"Wideo wzbudza emocje i angażuje odbiorców"
Jesteście zmęczeni takimi hasłami jak w tytule? My też. Dlatego dziś pokażemy wam... film ;)
Od kilku dni ta świąteczna kampania krąży po sieci, wzrusza, budzi kontrowersje, angażuje. Mówiąc krótko... emocjonuje. Wiem - mieliśmy tego nie mówić. Trudno jednak uciec od podobnych sformułowań pracując w komunikacji, prawda? "Wideo angażuje odbiorców i wzbudza emocje skuteczniej niż inne formy" - to zdanie jakby żywcem wyjęte z folderu jakiejś agencji. Sami zapewne użyliśmy podobnego stwierdzenia pisząc gdzieś o videoPR.pl. A ile razy wy usłyszeliście, przeczytaliście, a może nawet napisaliście coś podobnego w tym roku? Ile razy odebraliście te słowa jako zwykły marketingowy "zlepek", pozbawiony - nomen omen - emocji? Czy po obejrzeniu tego spotu dalej tak myślicie? ;)

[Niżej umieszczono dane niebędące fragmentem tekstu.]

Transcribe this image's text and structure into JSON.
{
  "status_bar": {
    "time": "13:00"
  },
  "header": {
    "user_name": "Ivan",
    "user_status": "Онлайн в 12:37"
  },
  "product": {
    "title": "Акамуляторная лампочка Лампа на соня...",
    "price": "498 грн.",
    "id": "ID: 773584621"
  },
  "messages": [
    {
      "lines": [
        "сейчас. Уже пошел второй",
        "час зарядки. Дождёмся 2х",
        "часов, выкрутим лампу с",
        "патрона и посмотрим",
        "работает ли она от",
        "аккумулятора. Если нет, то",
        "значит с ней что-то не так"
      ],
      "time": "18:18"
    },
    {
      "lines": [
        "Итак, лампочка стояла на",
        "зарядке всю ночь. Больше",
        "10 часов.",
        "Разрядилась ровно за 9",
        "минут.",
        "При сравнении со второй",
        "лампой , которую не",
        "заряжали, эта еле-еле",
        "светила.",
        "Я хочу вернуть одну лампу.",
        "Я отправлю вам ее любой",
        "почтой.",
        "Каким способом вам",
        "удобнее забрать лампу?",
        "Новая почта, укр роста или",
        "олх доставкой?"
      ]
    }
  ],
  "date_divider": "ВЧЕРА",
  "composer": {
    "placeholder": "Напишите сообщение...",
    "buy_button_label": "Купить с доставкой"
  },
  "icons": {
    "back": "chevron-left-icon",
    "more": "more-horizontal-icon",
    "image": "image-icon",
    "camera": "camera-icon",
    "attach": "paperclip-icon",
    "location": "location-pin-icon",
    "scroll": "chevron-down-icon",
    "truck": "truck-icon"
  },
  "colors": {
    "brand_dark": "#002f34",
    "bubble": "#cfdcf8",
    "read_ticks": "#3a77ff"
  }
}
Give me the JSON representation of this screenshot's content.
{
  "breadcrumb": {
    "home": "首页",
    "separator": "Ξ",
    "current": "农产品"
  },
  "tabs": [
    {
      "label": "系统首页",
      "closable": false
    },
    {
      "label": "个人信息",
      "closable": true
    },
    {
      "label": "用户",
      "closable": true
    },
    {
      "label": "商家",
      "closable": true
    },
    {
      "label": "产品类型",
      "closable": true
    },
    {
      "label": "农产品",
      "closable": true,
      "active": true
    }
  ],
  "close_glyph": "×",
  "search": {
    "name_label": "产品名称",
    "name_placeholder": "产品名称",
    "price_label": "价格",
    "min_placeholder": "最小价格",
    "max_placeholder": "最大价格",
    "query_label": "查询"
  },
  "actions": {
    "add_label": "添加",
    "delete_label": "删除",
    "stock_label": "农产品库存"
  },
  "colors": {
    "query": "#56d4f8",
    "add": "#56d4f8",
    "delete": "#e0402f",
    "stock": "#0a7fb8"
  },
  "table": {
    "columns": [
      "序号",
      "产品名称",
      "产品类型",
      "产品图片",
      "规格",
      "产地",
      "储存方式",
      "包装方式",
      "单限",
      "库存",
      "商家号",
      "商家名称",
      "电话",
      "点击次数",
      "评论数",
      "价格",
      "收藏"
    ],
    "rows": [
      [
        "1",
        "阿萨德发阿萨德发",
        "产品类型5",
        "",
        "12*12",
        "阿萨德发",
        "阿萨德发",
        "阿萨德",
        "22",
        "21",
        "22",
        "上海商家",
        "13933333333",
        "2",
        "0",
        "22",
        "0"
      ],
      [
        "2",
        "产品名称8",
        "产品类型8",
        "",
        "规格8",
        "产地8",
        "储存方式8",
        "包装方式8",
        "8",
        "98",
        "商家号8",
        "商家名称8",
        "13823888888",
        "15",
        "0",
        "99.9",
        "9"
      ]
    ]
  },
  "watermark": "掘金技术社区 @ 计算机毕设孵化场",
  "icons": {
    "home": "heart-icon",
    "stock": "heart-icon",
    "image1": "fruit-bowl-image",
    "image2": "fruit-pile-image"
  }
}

Dla nieprzekonanych przez własne odczucia, ufających liczbom i wykresom - Google Trends z ostatniego miesiąca dla hasła "Edeka":
Oczywiście można się spierać o to, czy taka kampania przekona kogoś do zakupów w Edeka (z drugiej strony: ile osób wcześniej w ogóle wiedziała o istnieniu takiego dyskontu - ręka w górę). Ale na pewno nie można tej historii odmówić jednego - naprawdę działa na ludzi!